4 ICE Structure and Technical Features

We will consider the ICE for the grid generation as a DELAUNAY subsystem of the Basic System of Modeling (BSM [15]). In fact, it presents a library for grid generation and transformation algorithms, as well as a set of system instruments for data processing and for supporting the external and internal communications. Because of the rich functionality and a large volume of the ICE code, the following technical requirements must be provided in order to ensure an efficient long life cycle of the proposed applied program product for the grid generation.

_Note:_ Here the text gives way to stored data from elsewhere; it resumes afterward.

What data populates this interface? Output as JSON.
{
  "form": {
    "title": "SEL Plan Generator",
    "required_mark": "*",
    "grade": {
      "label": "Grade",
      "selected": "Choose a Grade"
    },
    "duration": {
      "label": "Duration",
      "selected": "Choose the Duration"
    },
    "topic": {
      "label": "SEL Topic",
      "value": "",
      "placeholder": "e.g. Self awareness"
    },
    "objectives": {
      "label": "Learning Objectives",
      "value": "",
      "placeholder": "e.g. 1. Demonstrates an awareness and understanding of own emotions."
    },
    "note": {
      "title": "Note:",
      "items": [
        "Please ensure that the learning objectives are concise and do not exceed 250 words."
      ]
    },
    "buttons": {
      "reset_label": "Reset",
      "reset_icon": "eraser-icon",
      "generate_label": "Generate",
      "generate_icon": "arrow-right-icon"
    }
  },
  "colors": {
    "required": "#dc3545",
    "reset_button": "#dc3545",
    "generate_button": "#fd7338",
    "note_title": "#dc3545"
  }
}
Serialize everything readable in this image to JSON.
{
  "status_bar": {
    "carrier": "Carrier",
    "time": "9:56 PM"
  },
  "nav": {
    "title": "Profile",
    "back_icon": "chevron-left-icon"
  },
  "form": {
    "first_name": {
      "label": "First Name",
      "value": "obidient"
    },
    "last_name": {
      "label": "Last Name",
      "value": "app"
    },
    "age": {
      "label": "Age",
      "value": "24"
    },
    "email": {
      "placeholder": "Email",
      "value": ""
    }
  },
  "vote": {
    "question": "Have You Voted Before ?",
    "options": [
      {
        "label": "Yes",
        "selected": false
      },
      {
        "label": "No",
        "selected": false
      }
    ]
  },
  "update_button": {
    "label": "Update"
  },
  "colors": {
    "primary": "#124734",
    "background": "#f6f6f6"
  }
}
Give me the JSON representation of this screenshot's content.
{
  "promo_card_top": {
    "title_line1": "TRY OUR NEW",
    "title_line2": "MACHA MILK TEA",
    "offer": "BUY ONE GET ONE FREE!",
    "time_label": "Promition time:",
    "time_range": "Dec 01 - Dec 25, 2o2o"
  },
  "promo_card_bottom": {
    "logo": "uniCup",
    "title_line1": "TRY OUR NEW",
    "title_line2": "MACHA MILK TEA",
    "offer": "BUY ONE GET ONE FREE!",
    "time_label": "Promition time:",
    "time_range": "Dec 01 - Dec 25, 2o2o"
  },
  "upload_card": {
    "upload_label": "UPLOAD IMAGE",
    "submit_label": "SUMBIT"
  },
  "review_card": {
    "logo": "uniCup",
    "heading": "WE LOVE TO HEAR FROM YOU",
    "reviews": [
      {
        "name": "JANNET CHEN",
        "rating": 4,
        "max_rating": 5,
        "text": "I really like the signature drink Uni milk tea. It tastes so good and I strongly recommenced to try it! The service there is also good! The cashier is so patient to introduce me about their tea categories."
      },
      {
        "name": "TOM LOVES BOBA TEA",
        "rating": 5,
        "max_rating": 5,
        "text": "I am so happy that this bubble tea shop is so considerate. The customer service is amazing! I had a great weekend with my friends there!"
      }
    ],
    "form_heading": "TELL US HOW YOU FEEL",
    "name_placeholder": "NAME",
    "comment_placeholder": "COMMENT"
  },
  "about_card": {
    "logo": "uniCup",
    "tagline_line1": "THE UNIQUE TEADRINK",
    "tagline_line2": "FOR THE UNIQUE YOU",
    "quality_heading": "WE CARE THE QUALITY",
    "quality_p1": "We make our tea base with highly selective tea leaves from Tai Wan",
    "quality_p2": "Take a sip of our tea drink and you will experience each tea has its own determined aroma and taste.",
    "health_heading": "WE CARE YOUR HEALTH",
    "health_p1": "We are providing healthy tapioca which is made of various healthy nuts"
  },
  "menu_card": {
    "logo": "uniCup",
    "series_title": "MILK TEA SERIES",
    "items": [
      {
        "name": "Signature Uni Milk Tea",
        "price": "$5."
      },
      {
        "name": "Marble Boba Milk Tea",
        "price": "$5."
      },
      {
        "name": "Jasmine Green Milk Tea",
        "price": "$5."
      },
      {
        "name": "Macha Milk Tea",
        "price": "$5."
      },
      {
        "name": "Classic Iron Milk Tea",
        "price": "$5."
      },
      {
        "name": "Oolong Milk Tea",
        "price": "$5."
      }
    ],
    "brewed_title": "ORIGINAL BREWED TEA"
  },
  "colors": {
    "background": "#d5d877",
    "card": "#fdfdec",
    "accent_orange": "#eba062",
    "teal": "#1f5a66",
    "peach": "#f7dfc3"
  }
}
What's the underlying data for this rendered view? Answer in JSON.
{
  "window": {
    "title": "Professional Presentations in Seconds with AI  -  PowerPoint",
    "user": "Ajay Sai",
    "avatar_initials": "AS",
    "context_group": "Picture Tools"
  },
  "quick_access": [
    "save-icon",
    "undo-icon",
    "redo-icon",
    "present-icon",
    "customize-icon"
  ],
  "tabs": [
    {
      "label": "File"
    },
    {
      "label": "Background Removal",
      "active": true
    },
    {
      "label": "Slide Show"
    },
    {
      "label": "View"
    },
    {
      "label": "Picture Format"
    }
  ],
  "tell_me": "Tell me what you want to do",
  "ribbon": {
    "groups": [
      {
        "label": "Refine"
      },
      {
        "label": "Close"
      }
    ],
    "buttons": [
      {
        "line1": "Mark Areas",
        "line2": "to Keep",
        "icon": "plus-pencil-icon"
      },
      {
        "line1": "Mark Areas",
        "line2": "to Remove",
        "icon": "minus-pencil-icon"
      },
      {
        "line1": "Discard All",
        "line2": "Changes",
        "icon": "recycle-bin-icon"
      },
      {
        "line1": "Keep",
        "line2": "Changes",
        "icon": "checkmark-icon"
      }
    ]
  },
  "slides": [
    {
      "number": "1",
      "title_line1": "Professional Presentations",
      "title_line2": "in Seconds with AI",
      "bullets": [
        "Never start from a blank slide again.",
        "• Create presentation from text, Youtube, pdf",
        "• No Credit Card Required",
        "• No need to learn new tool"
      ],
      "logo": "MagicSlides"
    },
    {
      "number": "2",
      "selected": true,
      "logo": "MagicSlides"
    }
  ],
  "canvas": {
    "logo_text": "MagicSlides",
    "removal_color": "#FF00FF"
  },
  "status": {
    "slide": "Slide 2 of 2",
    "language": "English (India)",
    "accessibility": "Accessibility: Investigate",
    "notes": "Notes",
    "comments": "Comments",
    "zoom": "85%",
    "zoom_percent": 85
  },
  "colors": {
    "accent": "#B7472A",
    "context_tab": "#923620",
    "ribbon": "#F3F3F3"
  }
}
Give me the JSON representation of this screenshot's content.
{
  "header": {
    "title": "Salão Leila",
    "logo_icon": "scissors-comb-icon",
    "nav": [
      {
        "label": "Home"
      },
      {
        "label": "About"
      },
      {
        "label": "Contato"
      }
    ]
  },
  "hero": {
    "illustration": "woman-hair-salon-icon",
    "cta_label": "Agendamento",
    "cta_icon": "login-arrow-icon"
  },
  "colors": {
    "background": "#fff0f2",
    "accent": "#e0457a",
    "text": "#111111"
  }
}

  • Flexible extendability of the IBVPs to be solved by means of the BSM as well as a manifold of applicable numerical methods and technologies for the grid generation without program limitations on the degrees of freedom (d.o.f.) and the number of computer nodes, cores and other hardware.

  • Adaptation to the evolution of computer architectures and platforms; automatic mapping of the algorithm structures onto hardware configuration.

  • Compatibility of the flexible data structures with the conventional formats to provide the efficient re-use of the external products for grid generation, which presents great intellectual potential.

  • High-performance of the developed software, scalable parallelism based on the hybrid programming tools, minimization of expensive communications, and code optimization on the heterogeneous multi-processor supercomputers with distributed and hierarchical shared memory.

  • Multi-language interaction and consistency of various program components, enabling working contacts for different groups of developers, as well as creating friendly interfaces for the end users of different professional background.

    The considered integrated program environment must have valuable system support, aimed at the maintenance, collective operations, information security and further high productive development. The corresponding intelligent instruments and big data support must constitute the infrastructure to support the following system procedures.

  • Automatic verification and validation of the codes, as well as testing and comparative experimental analysis of the algorithms.

  • Generating the multi-variant program configurations for a specific application by assembling the functional modules.

  • Data structures control and transformations to provide the internal component compatibility and re-using of the external products.

  • Deep learning of the grid generation issues: creating a knowledge database on mesh constructing methods, grid quality analysis, automatic selection of the available algorithms based on cognitive technologies.

5 Conclusion

The conception, main components and data structure of the integrated computational environment for constructing a wide class of multi-dimensional quasi-structured grids have been considered. The objective of the development is to provide high-productive program tools for the modern supercomputers with a long life cycle aimed at efficient support of the mathematical modelling in various applications.